Institute of Microengineering - Distinguished Lecture

Due to the covid-19 restrictions currently in place, the lecture will take place remotely by zoom only.

Zoom Live Stream: https://epfl.zoom.us/j/841073972

Abstract: The advancement of technology has a profound and far-reaching impact on our society, now penetrating all areas of our life. From cradle to grave, we are supported by and depend on a wide range of electronic and robotic appliances, with an ever more intimate integration of the digital and biological spheres. These advances however often come at the price of negatively impacting our ecosystem, with growing demands on energy, contributions to greenhouse gas emissions and environmental pollution - from production to improper disposal. Mitigating these adverse effects is amongst the grand challenges of our society and at the forefront of materials research. The currently emerging forms of soft, biologically inspired electronics and robotics have the unique potential of becoming not only like their natural antitypes in performance and capabilities, but also in terms of their ecological footprint.
This talk introduces materials and methods including tough yet biodegradable biogels for soft systems that facilitate a broad range of applications, from transient wearable electronics to metabolizable soft robots. These embodiments are reversibly stretchable, are able to heal and are resistant to dehydration. Our forms of soft electronics and robots – built from resilient biogels with tunable mechanical properties – are designed for prolonged operation in ambient conditions without fatigue, but fully degrade after use through biological triggers.
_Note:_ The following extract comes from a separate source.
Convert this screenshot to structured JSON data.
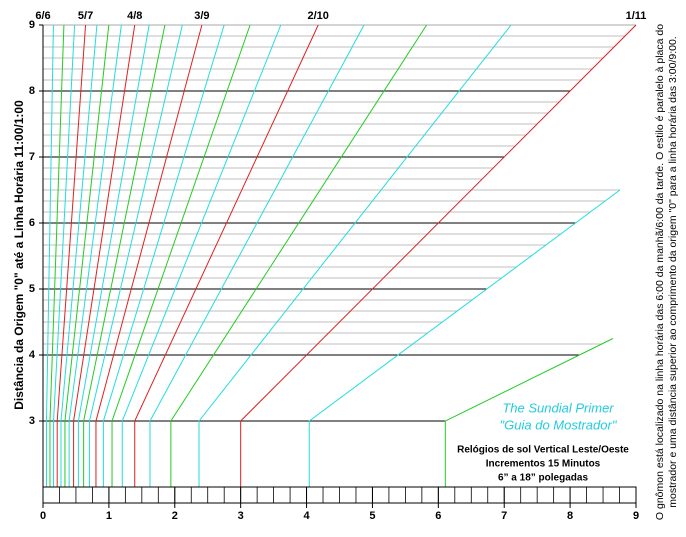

Electronic skins merged with imperceptible foil technologies provide sensory feedback such as pressure, strain, temperature and humidity sensing in combination with untethered data processing and communication through a recyclable on-board computation unit. Such advances in the synthesis of biodegradable, mechanically tough and stable iono-and hydrogels may bring bionic soft systems a step closer to nature. Pushing the boundaries further, design concepts for fast actuation in soft robotics systems, from exploiting mechanical instabilities to leveraging magnetic interactions on the millimeter scale are introduced.

Bio: Kaltenbrunner is a full professor at the Johannes Kepler University, heading the Soft Matter Physics Division and the LIT Soft Materials Lab. He received his master’s and PhD degrees in physics from the Johannes Kepler University in 2008 and 2012, respectively. He then joined the Someya-Sekitani Lab for Organic Electronics at The University of Tokyo as postdoctoral researcher prior to his present position. Kaltenbrunner’s research interests include soft electronics and machines, biodegradable soft materials, photovoltaics, lightning and thin film transistors, soft transducers and robotics, flexible and stretchable electronics, and electronic skin.